Era muito inocente, pensou Morgan. Uma mulher que tinha sido
usada e não cortejada. Uma mulher cujo corpo fora explorado por
homens que não se preocupavam nada com ela, que a tinham usado
para obterem o seu próprio prazer.
Naquele momento, jurou em silêncio que ele não pertenceria
àquele grupo de homens que se uniram para ferir Lily. Ela não
conheceria a dor nas suas mãos.
— Morgan! — o xerife aproximou-se de Gage, enquanto ele saía
do hotel, a agitar uma folha de papel na mão. — Acabo de receber um
telegrama de Nova Iorque. O nosso amigo está a caminho. Aqui diz que
saiu há quatro dias. Irá de comboio até Saint Louis e depois virá para cá
imediatamente.
— Parece que tem pressa em apanhar a minha mulher.
— Se trouxer um mandato de captura, é possível que tenhamos
problemas — avisou o xerife. — Não posso desobedecer à lei. Você
sabe.
— Tem validade um mandato de Nova Iorque na sua jurisdição?
— Hum... Não sei. Terei de perguntar ao juiz. Sempre podia
demorar alguns dias a descobrir, não podia?
— Eu farei isso por si — ofereceu Morgan. Sei como funcionam
estas coisas e há sempre alguma forma de impedir o oponente. Daria o
que fosse preciso para lhe pôr as mãos em cima — declarou. Então
lançou um olhar para o xerife, que silenciosamente prometia a sua
cooperação. — Sei o que está a pensar — continuou. — Porém,
cumprirei a lei, aconteça o que acontecer.
— Quero que esteja aleita hoje — pediu o xerife. — Eu vigiarei o
porto quando chegar o barco seguinte. Se o tipo vier para cá, descerá
para terra num bote, se é que o capitão do barco não tem a intenção de
parar na vila.
Morgan dirigiu-se para o bar e ouviu o som do piano enquanto
atravessava a rua. As portas estavam abertas e ele entrou e esperou
que os seus olhos se habituassem à escuridão do interior do bar.
— Entra — convidou May, que estava junto ao piano. — Lily vem
agora. Temos de ensaiar algumas canções. Está tudo bem? —
perguntou-lhe, a olhar para ele com atenção.
Morgan forçou um sorriso e assentiu.
— Perfeitamente. Estou a passar o tempo até que Lily cumpra a
sua promessa de cantar contigo.
May olhou para ele com os olhos semicerrados.

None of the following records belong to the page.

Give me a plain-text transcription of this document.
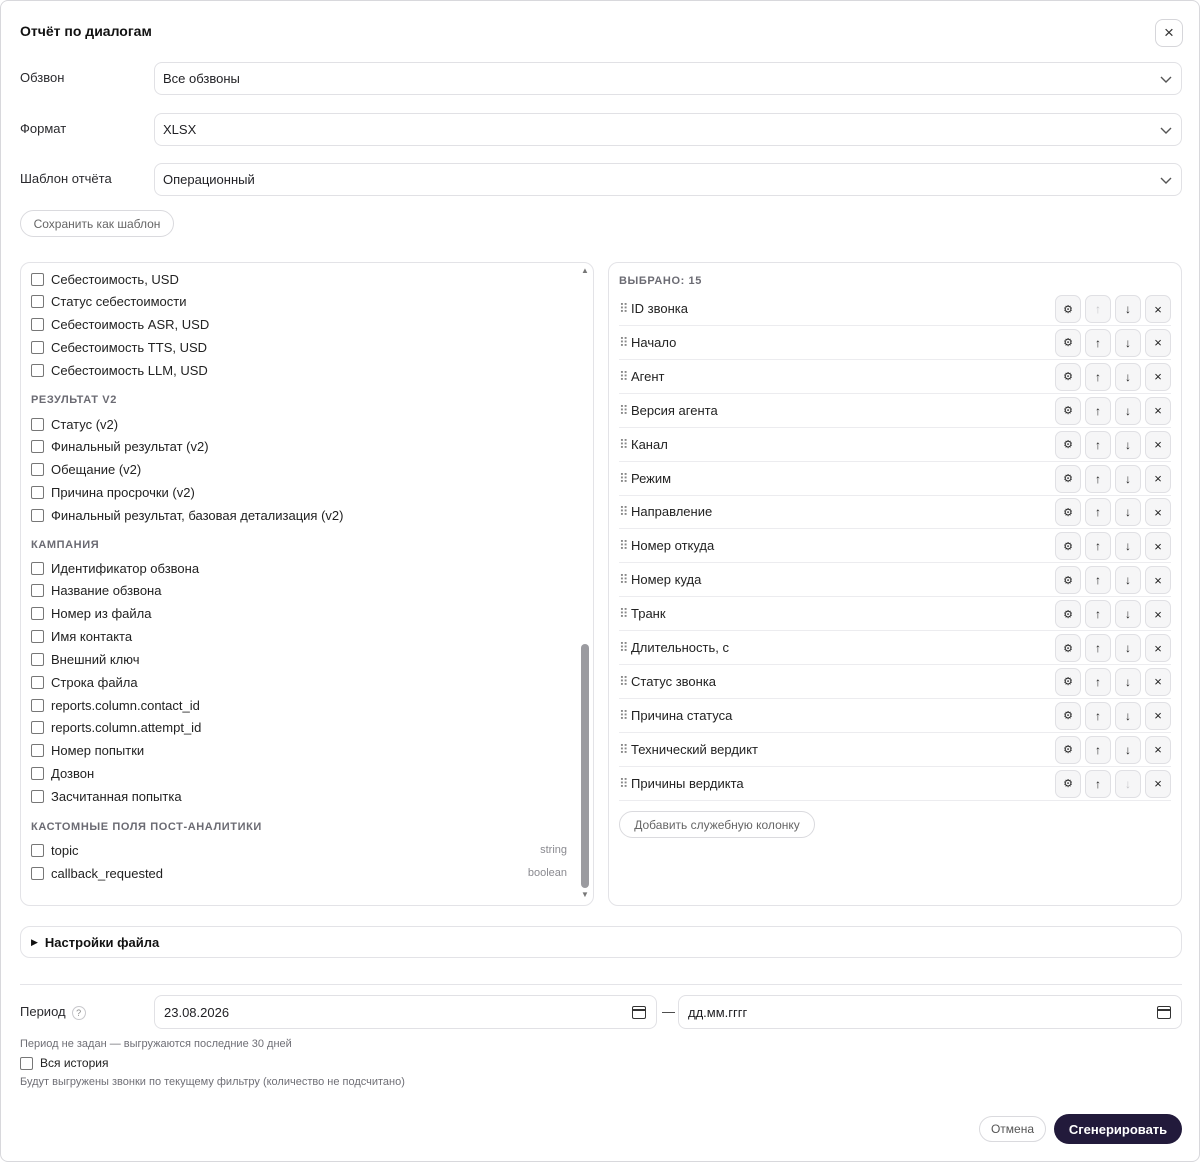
Отчёт по диалогам	×
Обзвон	Все обзвоны
Формат	XLSX
Шаблон отчёта	Операционный
Сохранить как шаблон
Себестоимость, USD
Статус себестоимости
Себестоимость ASR, USD
Себестоимость TTS, USD
Себестоимость LLM, USD
РЕЗУЛЬТАТ V2
Статус (v2)
Финальный результат (v2)
Обещание (v2)
Причина просрочки (v2)
Финальный результат, базовая детализация (v2)
КАМПАНИЯ
Идентификатор обзвона
Название обзвона
Номер из файла
Имя контакта
Внешний ключ
Строка файла
reports.column.contact_id
reports.column.attempt_id
Номер попытки
Дозвон
Засчитанная попытка
КАСТОМНЫЕ ПОЛЯ ПОСТ-АНАЛИТИКИ
topic	string
callback_requested	boolean
▲
▼
ВЫБРАНО: 15
⠿ ID звонка	⚙	↑	↓	×
⠿ Начало	⚙	↑	↓	×
⠿ Агент	⚙	↑	↓	×
⠿ Версия агента	⚙	↑	↓	×
⠿ Канал	⚙	↑	↓	×
⠿ Режим	⚙	↑	↓	×
⠿ Направление	⚙	↑	↓	×
⠿ Номер откуда	⚙	↑	↓	×
⠿ Номер куда	⚙	↑	↓	×
⠿ Транк	⚙	↑	↓	×
⠿ Длительность, с	⚙	↑	↓	×
⠿ Статус звонка	⚙	↑	↓	×
⠿ Причина статуса	⚙	↑	↓	×
⠿ Технический вердикт	⚙	↑	↓	×
⠿ Причины вердикта	⚙	↑	↓	×
Добавить служебную колонку
▶ Настройки файла
Период ?	23.08.2026	— дд.мм.гггг
Период не задан — выгружаются последние 30 дней
Вся история
Будут выгружены звонки по текущему фильтру (количество не подсчитано)
Отмена	Сгенерировать
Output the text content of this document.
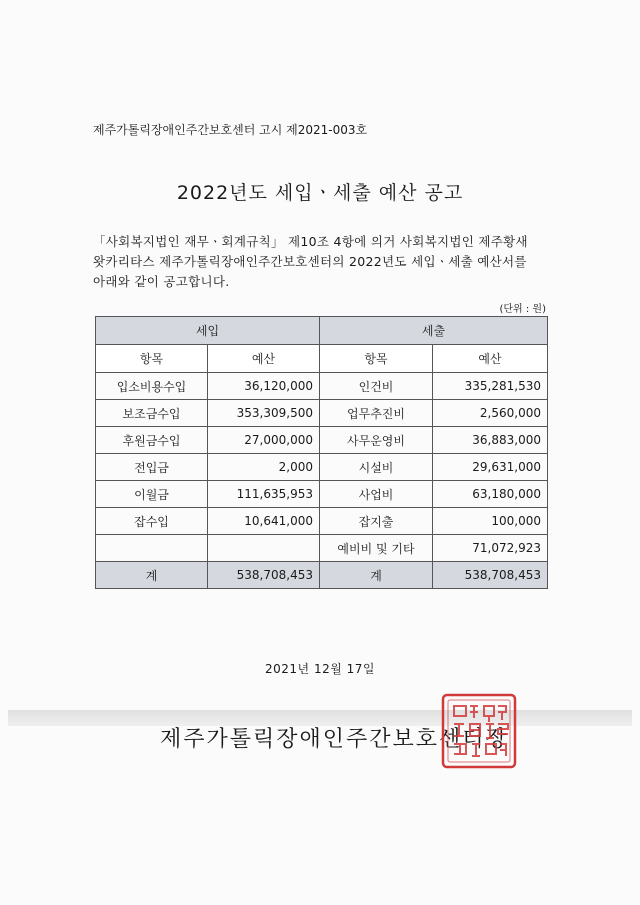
제주가톨릭장애인주간보호센터 고시 제2021-003호
2022년도 세입ㆍ세출 예산 공고

「사회복지법인 재무ㆍ회계규칙」 제10조 4항에 의거 사회복지법인 제주황새

왓카리타스 제주가톨릭장애인주간보호센터의 2022년도 세입ㆍ세출 예산서를

아래와 같이 공고합니다.

(단위 : 원)
세입		세출	
항목	예산	항목	예산
입소비용수입	36,120,000	인건비	335,281,530
보조금수입	353,309,500	업무추진비	2,560,000
후원금수입	27,000,000	사무운영비	36,883,000
전입금	2,000	시설비	29,631,000
이월금	111,635,953	사업비	63,180,000
잡수입	10,641,000	잡지출	100,000
		예비비 및 기타	71,072,923
계	538,708,453	계	538,708,453
2021년 12월 17일
제주가톨릭장애인주간보호센터장
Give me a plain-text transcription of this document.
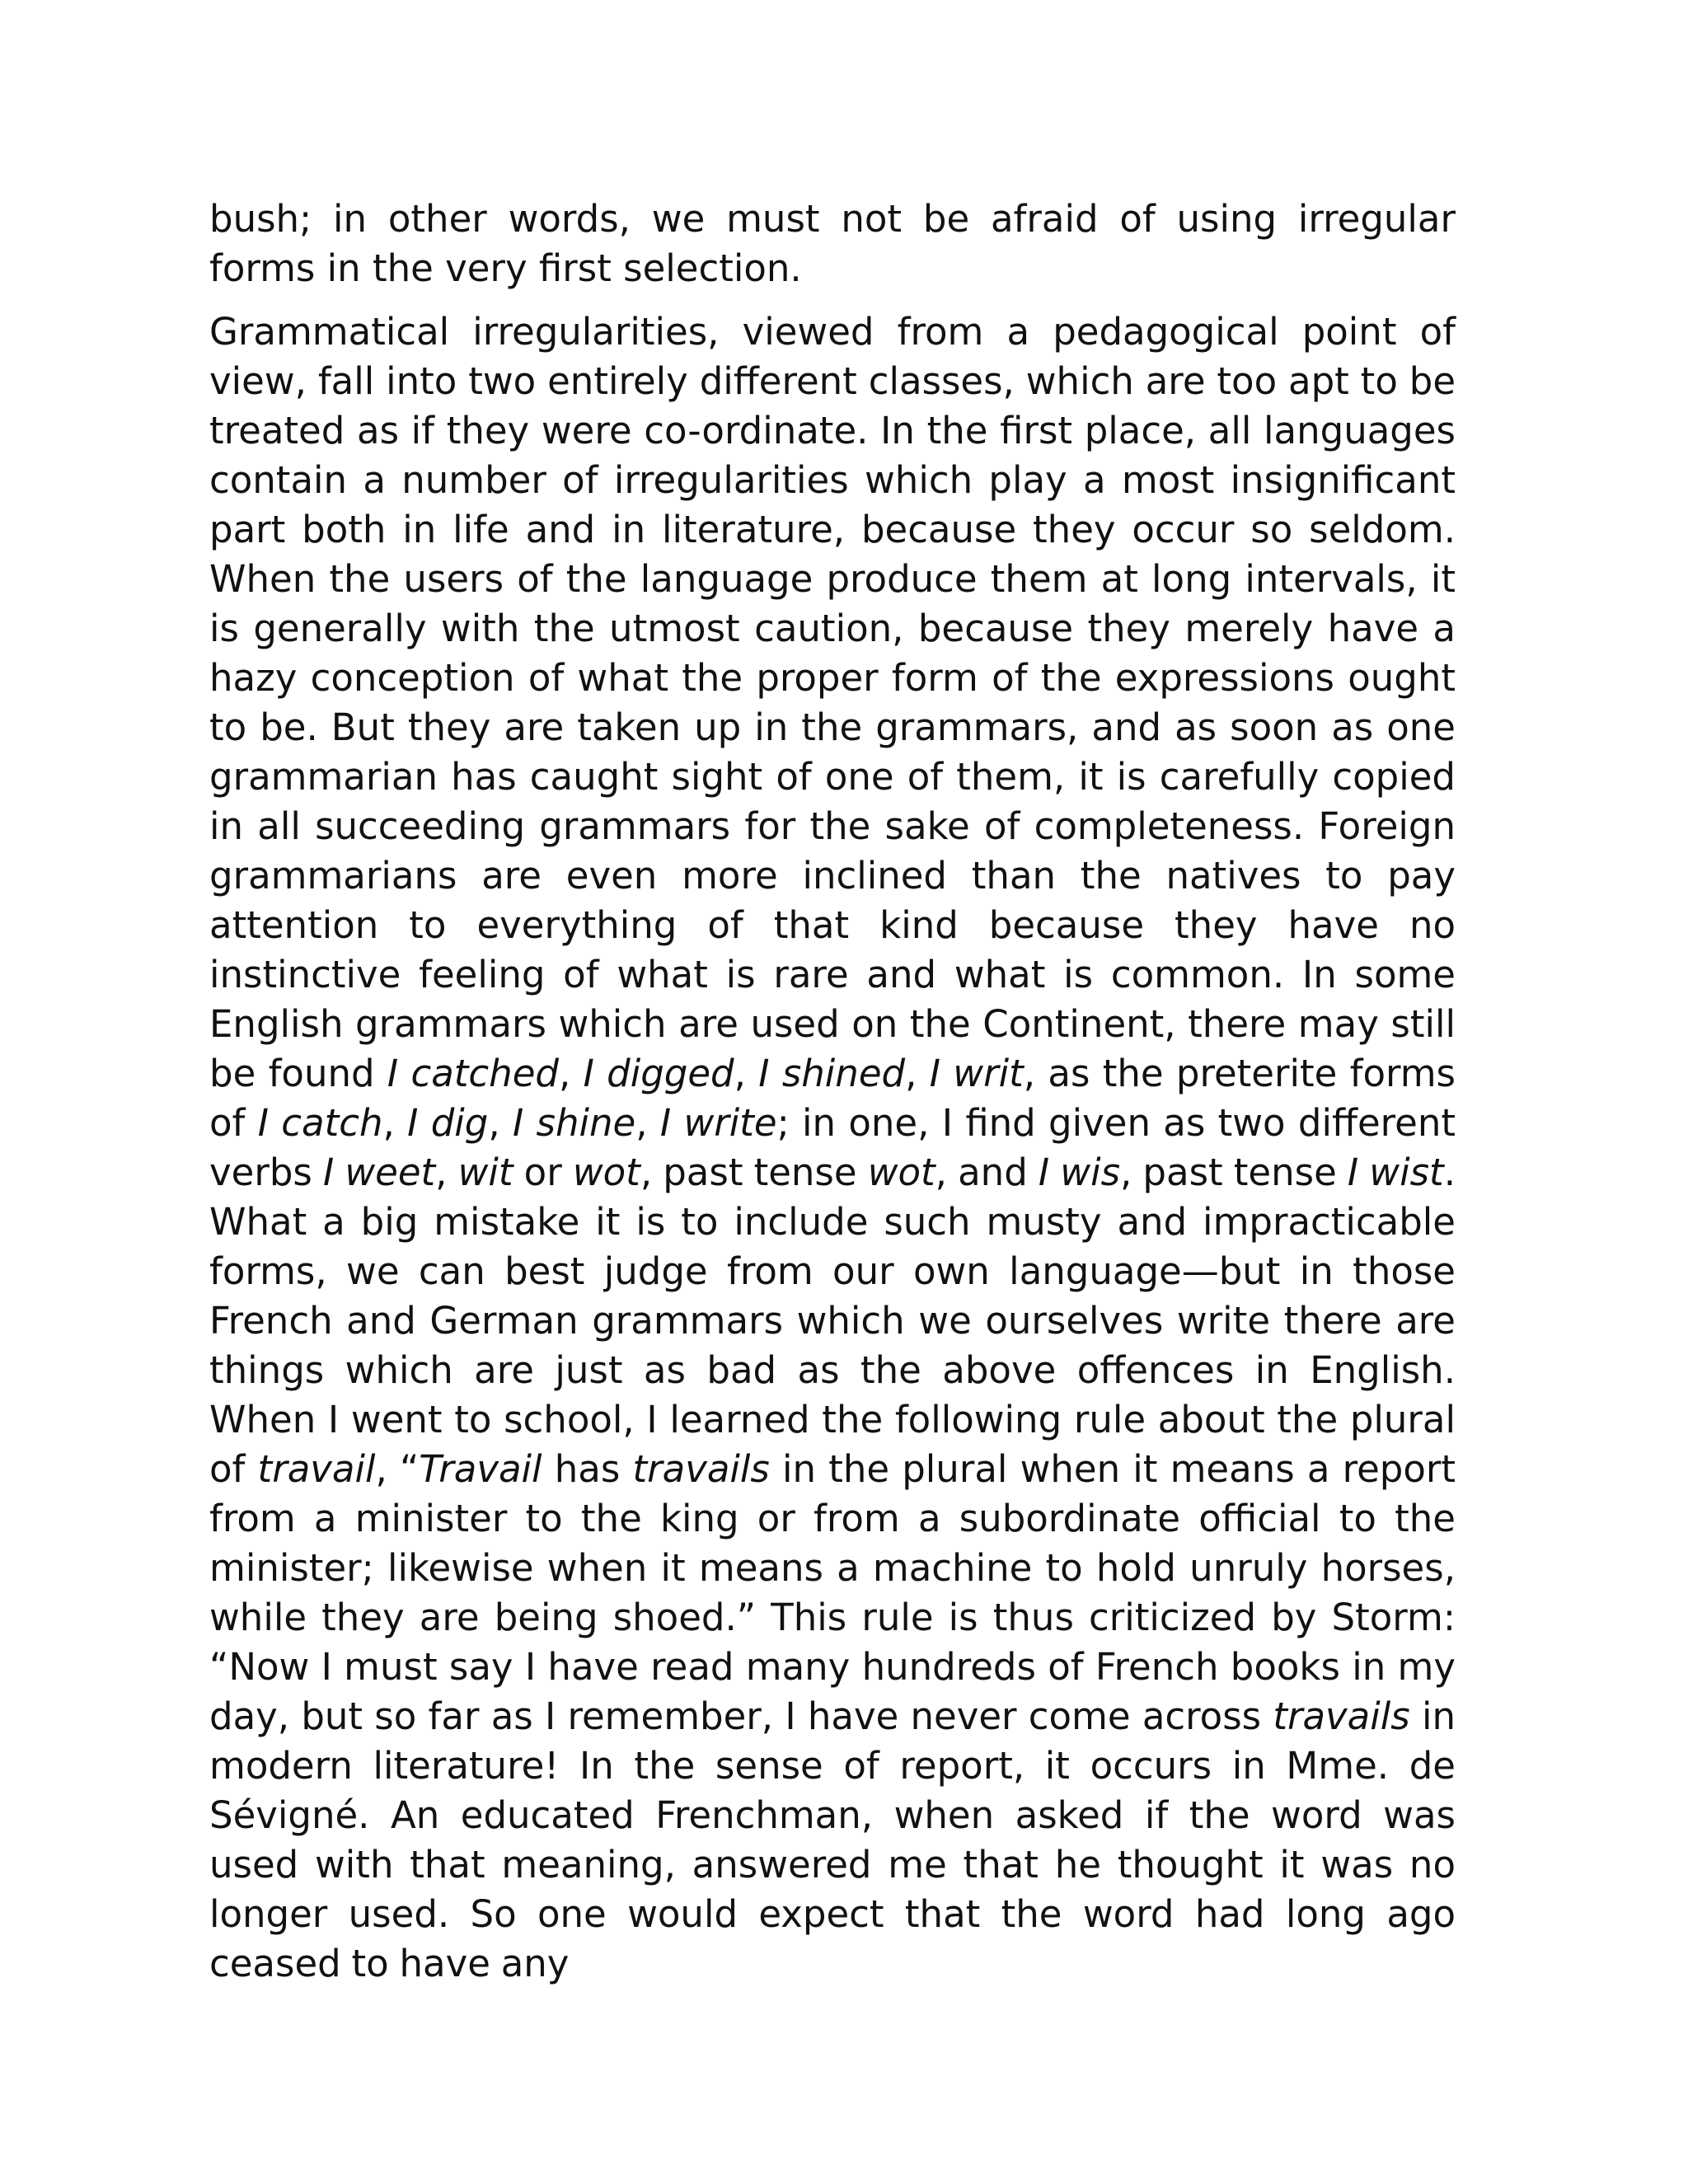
bush; in other words, we must not be afraid of using irregular forms in the very first selection.

Grammatical irregularities, viewed from a pedagogical point of view, fall into two entirely different classes, which are too apt to be treated as if they were co-ordinate. In the first place, all languages contain a number of irregularities which play a most insignificant part both in life and in literature, because they occur so seldom. When the users of the language produce them at long intervals, it is generally with the utmost caution, because they merely have a hazy conception of what the proper form of the expressions ought to be. But they are taken up in the grammars, and as soon as one grammarian has caught sight of one of them, it is carefully copied in all succeeding grammars for the sake of completeness. Foreign grammarians are even more inclined than the natives to pay attention to everything of that kind because they have no instinctive feeling of what is rare and what is common. In some English grammars which are used on the Continent, there may still be found I catched, I digged, I shined, I writ, as the preterite forms of I catch, I dig, I shine, I write; in one, I find given as two different verbs I weet, wit or wot, past tense wot, and I wis, past tense I wist. What a big mistake it is to include such musty and impracticable forms, we can best judge from our own language—but in those French and German grammars which we ourselves write there are things which are just as bad as the above offences in English. When I went to school, I learned the following rule about the plural of travail, “Travail has travails in the plural when it means a report from a minister to the king or from a subordinate official to the minister; likewise when it means a machine to hold unruly horses, while they are being shoed.” This rule is thus criticized by Storm: “Now I must say I have read many hundreds of French books in my day, but so far as I remember, I have never come across travails in modern literature! In the sense of report, it occurs in Mme. de Sévigné. An educated Frenchman, when asked if the word was used with that meaning, answered me that he thought it was no longer used. So one would expect that the word had long ago ceased to have any
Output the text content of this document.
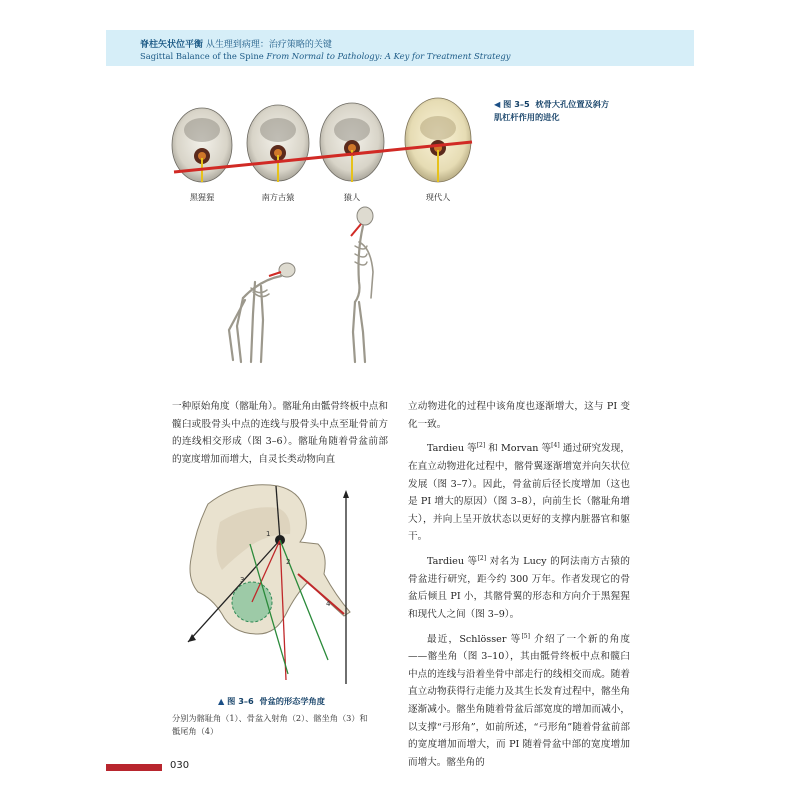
脊柱矢状位平衡 从生理到病理：治疗策略的关键
Sagittal Balance of the Spine From Normal to Pathology: A Key for Treatment Strategy
黑猩猩	南方古猿	猿人	现代人
◀ 图 3–5 枕骨大孔位置及斜方
肌杠杆作用的进化

一种原始角度（髂耻角）。髂耻角由骶骨终板中点和髋臼或股骨头中点的连线与股骨头中点至耻骨前方的连线相交形成（图 3–6）。髂耻角随着骨盆前部的宽度增加而增大，自灵长类动物向直

1
2
3
4
▲ 图 3–6 骨盆的形态学角度
分别为髂耻角（1）、骨盆入射角（2）、髂坐角（3）和
骶尾角（4）

立动物进化的过程中该角度也逐渐增大，这与 PI 变化一致。

Tardieu 等[2] 和 Morvan 等[4] 通过研究发现，在直立动物进化过程中，髂骨翼逐渐增宽并向矢状位发展（图 3–7）。因此，骨盆前后径长度增加（这也是 PI 增大的原因）（图 3–8），向前生长（髂耻角增大），并向上呈开放状态以更好的支撑内脏器官和躯干。

Tardieu 等[2] 对名为 Lucy 的阿法南方古猿的骨盆进行研究，距今约 300 万年。作者发现它的骨盆后倾且 PI 小，其髂骨翼的形态和方向介于黑猩猩和现代人之间（图 3–9）。

最近，Schlösser 等[5] 介绍了一个新的角度——髂坐角（图 3–10），其由骶骨终板中点和髋臼中点的连线与沿着坐骨中部走行的线相交而成。随着直立动物获得行走能力及其生长发育过程中，髂坐角逐渐减小。髂坐角随着骨盆后部宽度的增加而减小，以支撑“弓形角”，如前所述，“弓形角”随着骨盆前部的宽度增加而增大，而 PI 随着骨盆中部的宽度增加而增大。髂坐角的

030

— Não sei porquê, contudo, acho que ocultas qualquer coisa,
Morgan. Eu diria que te convém continuar com este joguinho mais uns
dias.
Ele fingiu que se surpreendia.
— Porém, May, não podes estar a duvidar da minha palavra.
Ela abanou a cabeça sem acreditar em nada.
— Tens muita lábia, Gage Morgan. É possível que tenhas Lily
atordoada, contudo, eu não vou engolir isso.
— Lily não está atordoada! — exclamou uma voz atrás deles e
Morgan virou-se para admirar a sua mulher.
— Não te tinha ouvido entrar — disse ele, a estender uma mão
para Lily. Ela aproximou-se dele.
— Há algo que tenha de saber? Não me enganes, Morgan...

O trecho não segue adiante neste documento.